By
Published: February 11, 2011

Filipino music was enriched by Spanish and Mexican influences. The native talent for music was developed with Spanish encouragement. When the Spanish and Mexican dances were introduced in the Philippines, Filipino composers made them part of Filipino culture. The polka, tango, jota, rigodon, and surtido are today considered Filipino dances, but they all originated from Spain.

On the other hand, the popular fandango, jarabe, and curacha are all of Mexican origin. The Filipino songs were hispanized, as evidenced by “Sampaguita,” composed by Dolores Paterno, and the “Bella Filipino,” composed by T. Masaguer.
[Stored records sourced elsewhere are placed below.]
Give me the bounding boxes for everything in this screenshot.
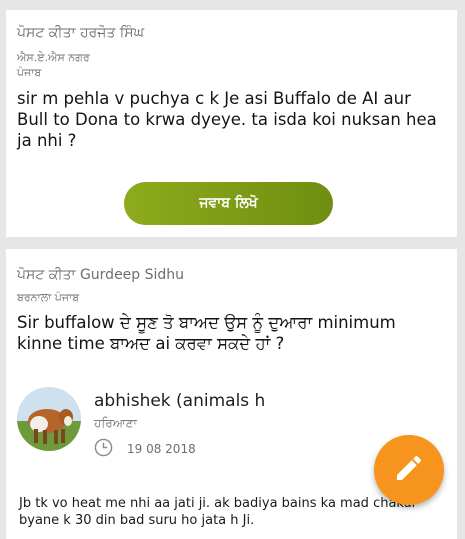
posted-by: ਪੋਸਟ ਕੀਤਾ ਹਰਜੋਤ ਸਿੰਘ xyxy=(17,25,145,41)
location-line2: ਪੰਜਾਬ xyxy=(17,66,42,79)
avatar[interactable] xyxy=(17,387,81,451)
answer-text: Jb tk vo heat me nhi aa jati ji. ak badi… xyxy=(19,496,418,528)
posted-by: ਪੋਸਟ ਕੀਤਾ Gurdeep Sidhu xyxy=(17,267,185,283)
location-line1: ਐਸ.ਏ.ਐਸ ਨਗਰ xyxy=(17,51,90,64)
answerer-name[interactable]: abhishek (animals h xyxy=(94,391,265,411)
write-answer-button[interactable]: ਜਵਾਬ ਲਿਖੋ xyxy=(124,182,333,225)
clock-icon xyxy=(94,438,113,457)
pencil-icon xyxy=(393,452,425,488)
post-card: ਪੋਸਟ ਕੀਤਾ ਹਰਜੋਤ ਸਿੰਘ ਐਸ.ਏ.ਐਸ ਨਗਰ ਪੰਜਾਬ s… xyxy=(6,10,457,237)
answer-date: 19 08 2018 xyxy=(127,442,196,456)
question-text: sir m pehla v puchya c k Je asi Buffalo … xyxy=(17,89,437,150)
write-fab-button[interactable] xyxy=(374,435,444,505)
answerer-state: ਹਰਿਆਣਾ xyxy=(94,416,137,430)
location: ਬਰਨਾਲਾ ਪੰਜਾਬ xyxy=(17,291,80,304)
question-text: Sir buffalow ਦੇ ਸੂਣ ਤੋ ਬਾਅਦ ਉਸ ਨੂੰ ਦੁਆਰਾ… xyxy=(17,313,396,353)
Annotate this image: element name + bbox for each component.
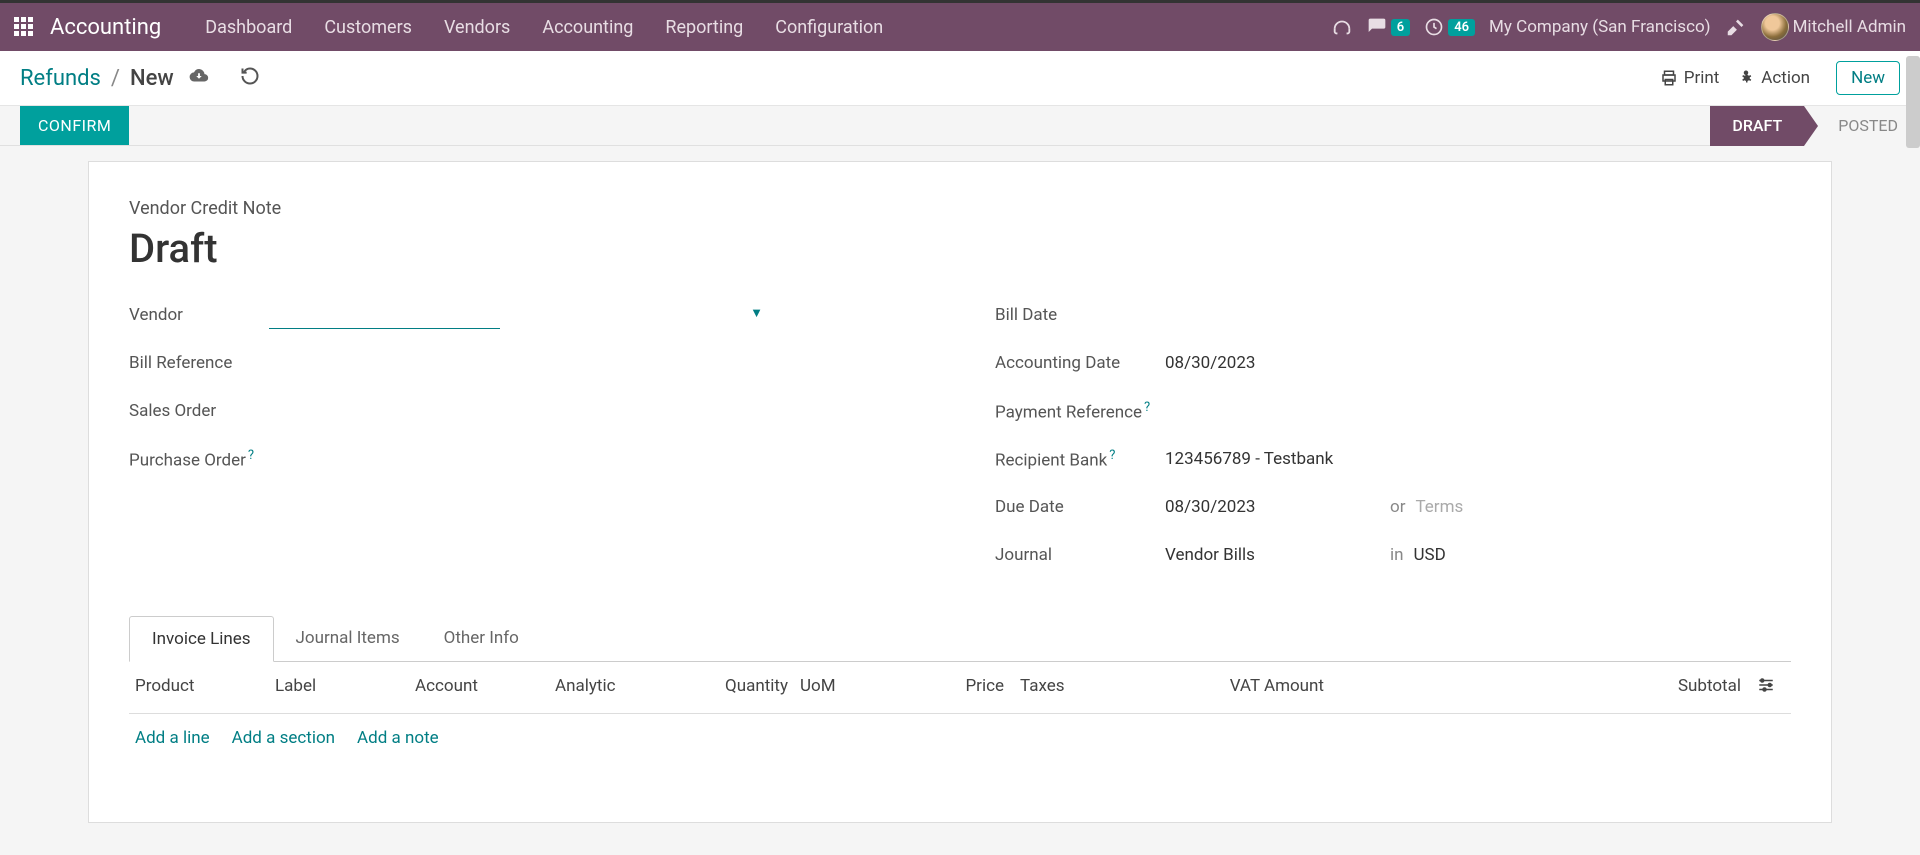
right-column: Bill Date Accounting Date08/30/2023 Paym…: [995, 300, 1791, 588]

From Mexico and Europe were introduced the violin, the flute, the piano, the harp, the guitar and other musical instruments resembling hose from foreign lands.

The Spanish missionaries greatly contributed to the development of Philippine music. Fr. Geronimo de Aguilar, a Franciscan priest who arrived in Manila in 1582, was the first Spanish music teacher to win distinction in the Philippines. He founded a music school in the Franciscan convent in Manila and was the first to teach music to the Filipinos of Bicolandia.

In 1742 a music conservatory, the Colegio de Niños Tiples, was established in the Manila Cathedral by Archbishop Juan Angel Rodriguez. Many poor but gifted Filipino boys who studied in this consrvatory became famous musicians. One of these was Marcelo Adonay, a great organist and the foremost Filipino composer of church music. He was hailed as the “Palestrina of the Philippines.”

In 1818 a unique bamboo organ was built by the Recollect priest-musician, Fr. Diego Cerra, in the Old Catholic Church of Las Piñas, Rizal. This famous bamboo organ of Las Piñas is a tourist attraction today and is one of the living glories of Philippine musical art.

The Filipinos also excelled in painting and sculpture. The Spaniards helped develop the people’s natural ability in these arts by establishing an art school in Manila. European painting was introduced in the Philippines by the Spanish missionaries. The first Filipino painter to win fame was Damian Domingo, known as the Father of Filipino Painting.

In 1820 Damian Domingo opened the first school of painting in Manila which subsequently became the Academy of Fine Arts. The two greatest Filipino painters of the nineteenth century–Juan Luna and Felix Resurreccion Hidalgo–obtained their art education from Spanish maters of the brush. The paintings of these two men were acclaimed not only in the Philippines but in Europe as well. Filipino painters of lesser prominence during the Spanish ties were Rafael Enriquez, Lorenzo Guerrero, Isidro Arceo, Simeon Flores, and Miguel Zaragosa.

The Spanish architectural style found expression in Philippine churches and in the stone houses of well-to-do Filipino families. In due time, Filipino architects used this style in constructing homes as well as churches. Among the most famous architects in this country during the Spanish times were Father Antonio Sedeño, a Jesuit and the first builder of stone edifices in Manila; Father Antonio Herrera, an Augustinian and the builder of the Guadalupe Monastery in Rizal; Felix Roxas, the builder of the old Santo Domingo Church in Intramuros which was razed to the ground at the end of World War II; and Genero Palacios, builder of the all-steel Gothic church of San Sebastian, which still proudly stands in Quiapo, Manila.

The Filipinos were taught sculpture by the Spanish friars too. They learned the elements of Western sculpture from these men who had the churches decorated with intricate and elaborate figures. Many Filipino sculptors, like the Filipino painters, won fame in the nineteenth century. Isabelo Tampingco was well known for his splendid wood carvings in the Jesuit church of St. Ignatius in Intramuros, Manila, also razed to the ground at the end of World War II. Manuel Asuncion, Romualdo de Jesus, Domingo Teotico, Jose Arevalo, among others, became famous as carvers of beautiful figures of saints. Jose Rizal, our national hero, was also a talented sculptor.